When the book "Dead Aid: Why Aid is Not Working and How There's a Better Way for Africa," argued that $1 trillion in international aid has only increased corruption, war and poverty, the development community had little to offer in rebuttal, Horton told the audience of faculty and students.
"We have badly failed to gather data on what a trillion of aid has done."
UW global health professor Steven Gloyd said he picked Horton to present the Steven Stewart Gloyd endowed lecture partly because of the UK-based Lancet's courage in publishing controversial papers, including one that estimated 650,000 civilians have been killed in the Iraq war, and one by researchers at the UW's Institute for Health Metrics and Evaluation that found many childhood vaccination numbers were inflated.
Horton, who works closely with IHME, is known for poking at the powerful, including the pharmaceutical industry and the medical establishment. His journal recently published a critique of the Bill & Melinda Gates Foundation's accountability and emphasis on technological solutions to global health problems.
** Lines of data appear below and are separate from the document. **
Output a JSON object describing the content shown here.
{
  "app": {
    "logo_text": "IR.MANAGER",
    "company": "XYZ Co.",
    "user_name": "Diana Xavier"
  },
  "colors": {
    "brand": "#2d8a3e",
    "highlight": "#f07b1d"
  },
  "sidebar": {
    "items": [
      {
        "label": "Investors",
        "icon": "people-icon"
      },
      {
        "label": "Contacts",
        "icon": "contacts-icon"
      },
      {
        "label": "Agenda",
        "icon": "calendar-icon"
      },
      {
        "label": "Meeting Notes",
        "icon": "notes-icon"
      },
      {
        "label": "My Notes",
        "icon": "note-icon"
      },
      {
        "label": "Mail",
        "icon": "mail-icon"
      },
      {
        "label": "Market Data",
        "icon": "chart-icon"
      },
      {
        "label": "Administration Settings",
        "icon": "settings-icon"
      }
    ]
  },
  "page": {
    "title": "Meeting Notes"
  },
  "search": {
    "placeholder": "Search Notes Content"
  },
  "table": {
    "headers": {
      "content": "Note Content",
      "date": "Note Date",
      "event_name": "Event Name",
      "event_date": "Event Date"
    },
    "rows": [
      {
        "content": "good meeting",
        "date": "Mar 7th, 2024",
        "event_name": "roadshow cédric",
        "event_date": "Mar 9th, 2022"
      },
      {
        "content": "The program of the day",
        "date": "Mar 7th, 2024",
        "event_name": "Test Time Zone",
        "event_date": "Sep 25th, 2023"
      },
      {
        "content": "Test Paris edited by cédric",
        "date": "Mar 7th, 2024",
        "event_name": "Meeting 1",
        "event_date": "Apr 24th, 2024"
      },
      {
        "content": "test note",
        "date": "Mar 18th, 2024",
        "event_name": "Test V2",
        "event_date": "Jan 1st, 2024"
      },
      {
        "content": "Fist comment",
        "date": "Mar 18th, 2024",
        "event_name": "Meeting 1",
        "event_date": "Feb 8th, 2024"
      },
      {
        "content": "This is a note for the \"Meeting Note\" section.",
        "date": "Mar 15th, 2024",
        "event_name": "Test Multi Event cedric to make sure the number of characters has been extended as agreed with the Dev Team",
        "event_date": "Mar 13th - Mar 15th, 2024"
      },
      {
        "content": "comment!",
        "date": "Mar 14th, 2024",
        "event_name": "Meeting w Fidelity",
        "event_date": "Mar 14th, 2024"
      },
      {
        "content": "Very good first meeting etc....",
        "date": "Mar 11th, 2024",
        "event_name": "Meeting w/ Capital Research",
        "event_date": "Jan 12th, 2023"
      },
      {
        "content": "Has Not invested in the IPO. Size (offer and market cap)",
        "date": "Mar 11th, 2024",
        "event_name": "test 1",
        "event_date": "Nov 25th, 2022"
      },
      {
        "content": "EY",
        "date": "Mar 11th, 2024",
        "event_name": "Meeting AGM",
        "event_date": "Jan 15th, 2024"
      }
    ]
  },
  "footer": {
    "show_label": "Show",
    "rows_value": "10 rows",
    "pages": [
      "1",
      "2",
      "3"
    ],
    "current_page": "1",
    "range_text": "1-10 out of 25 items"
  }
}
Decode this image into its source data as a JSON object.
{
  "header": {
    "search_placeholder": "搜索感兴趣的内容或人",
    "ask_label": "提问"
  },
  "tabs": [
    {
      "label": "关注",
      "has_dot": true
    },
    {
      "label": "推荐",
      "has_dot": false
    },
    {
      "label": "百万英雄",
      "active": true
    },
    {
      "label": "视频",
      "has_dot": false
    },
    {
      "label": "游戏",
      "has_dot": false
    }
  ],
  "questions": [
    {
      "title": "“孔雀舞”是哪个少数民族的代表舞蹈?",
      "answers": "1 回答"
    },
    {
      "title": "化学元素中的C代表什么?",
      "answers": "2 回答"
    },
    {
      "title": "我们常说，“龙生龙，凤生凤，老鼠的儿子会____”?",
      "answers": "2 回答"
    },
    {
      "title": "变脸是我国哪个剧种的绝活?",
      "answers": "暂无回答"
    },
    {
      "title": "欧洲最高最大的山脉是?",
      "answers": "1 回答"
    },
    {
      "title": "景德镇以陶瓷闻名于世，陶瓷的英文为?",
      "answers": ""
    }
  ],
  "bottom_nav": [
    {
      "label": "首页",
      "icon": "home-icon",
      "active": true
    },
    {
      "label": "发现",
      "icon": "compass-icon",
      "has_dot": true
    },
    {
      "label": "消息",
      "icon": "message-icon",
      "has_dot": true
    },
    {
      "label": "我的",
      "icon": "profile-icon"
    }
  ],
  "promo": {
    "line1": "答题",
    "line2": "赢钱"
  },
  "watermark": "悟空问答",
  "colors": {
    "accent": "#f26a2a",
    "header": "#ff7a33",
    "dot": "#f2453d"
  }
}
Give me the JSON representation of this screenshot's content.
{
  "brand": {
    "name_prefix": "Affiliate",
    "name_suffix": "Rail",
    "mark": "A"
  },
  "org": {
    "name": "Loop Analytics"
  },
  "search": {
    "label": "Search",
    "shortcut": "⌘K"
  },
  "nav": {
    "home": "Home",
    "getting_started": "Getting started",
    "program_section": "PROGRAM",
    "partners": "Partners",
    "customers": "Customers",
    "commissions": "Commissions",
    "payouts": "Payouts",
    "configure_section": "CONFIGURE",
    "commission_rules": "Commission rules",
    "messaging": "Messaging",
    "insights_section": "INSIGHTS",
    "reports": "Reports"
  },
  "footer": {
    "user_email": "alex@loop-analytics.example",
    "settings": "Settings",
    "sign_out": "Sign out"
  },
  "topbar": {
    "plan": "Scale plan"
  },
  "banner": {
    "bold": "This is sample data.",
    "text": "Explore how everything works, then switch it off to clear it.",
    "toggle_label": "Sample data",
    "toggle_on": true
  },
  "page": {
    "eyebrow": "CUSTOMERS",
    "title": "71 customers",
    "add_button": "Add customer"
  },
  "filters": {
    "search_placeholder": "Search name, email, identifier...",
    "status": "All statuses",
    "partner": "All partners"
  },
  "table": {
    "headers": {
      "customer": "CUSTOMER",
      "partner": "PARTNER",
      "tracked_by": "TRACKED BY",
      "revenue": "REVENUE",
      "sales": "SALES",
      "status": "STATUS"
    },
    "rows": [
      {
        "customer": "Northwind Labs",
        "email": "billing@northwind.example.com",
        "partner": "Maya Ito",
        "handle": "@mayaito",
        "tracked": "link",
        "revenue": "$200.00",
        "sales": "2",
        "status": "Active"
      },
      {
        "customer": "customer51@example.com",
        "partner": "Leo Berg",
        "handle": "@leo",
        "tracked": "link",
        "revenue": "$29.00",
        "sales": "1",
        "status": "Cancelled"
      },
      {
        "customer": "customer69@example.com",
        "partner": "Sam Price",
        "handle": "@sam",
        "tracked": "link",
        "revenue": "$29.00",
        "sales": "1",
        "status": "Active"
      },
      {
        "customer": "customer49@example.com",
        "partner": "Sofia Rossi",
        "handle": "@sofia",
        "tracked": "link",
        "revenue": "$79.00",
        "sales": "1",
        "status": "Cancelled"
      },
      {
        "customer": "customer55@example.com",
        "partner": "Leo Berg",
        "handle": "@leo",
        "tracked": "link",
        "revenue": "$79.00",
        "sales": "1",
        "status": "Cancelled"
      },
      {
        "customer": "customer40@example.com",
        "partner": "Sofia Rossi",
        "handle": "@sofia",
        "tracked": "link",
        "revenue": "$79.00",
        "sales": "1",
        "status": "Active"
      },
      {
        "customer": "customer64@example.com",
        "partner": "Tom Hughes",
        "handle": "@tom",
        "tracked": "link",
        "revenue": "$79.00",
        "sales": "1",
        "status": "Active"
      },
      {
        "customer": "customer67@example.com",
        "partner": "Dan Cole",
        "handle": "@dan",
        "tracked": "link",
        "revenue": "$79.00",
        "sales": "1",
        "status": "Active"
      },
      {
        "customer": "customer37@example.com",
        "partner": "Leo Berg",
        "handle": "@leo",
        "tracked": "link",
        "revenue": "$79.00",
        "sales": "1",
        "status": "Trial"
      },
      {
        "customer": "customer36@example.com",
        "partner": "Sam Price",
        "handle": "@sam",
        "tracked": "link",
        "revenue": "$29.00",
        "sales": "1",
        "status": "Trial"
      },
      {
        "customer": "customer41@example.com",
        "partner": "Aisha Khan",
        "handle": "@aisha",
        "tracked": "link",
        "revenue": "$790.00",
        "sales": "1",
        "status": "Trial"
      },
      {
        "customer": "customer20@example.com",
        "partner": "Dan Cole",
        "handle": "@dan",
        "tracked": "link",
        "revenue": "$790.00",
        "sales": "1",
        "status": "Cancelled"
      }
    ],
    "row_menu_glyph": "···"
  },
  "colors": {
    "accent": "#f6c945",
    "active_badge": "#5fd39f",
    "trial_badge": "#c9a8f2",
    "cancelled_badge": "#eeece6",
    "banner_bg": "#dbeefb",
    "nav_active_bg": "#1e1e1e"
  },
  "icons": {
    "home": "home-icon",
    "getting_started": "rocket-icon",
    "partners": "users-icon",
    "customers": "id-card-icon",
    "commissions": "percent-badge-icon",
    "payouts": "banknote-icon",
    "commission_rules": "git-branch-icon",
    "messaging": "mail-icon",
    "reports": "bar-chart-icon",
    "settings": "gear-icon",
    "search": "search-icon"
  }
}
But like everyone else in global health, the Lancet has received money from the giant philanthropy: $200,000 to publish a series on maternal and child mortality.
Horton said he'd like to see universities like the UW provide a forum where data on development and global health can be freely available - and critically evaluated.
The UW can also provide a counterbalance to Seattle's global health giant, the Gates Foundation, Horton said.
"I would hate it if Seattle was only seen as the center of technology in global health. The university can provide that added perspective to what comes out of the Northwestern U.S., and that's absolutely critical."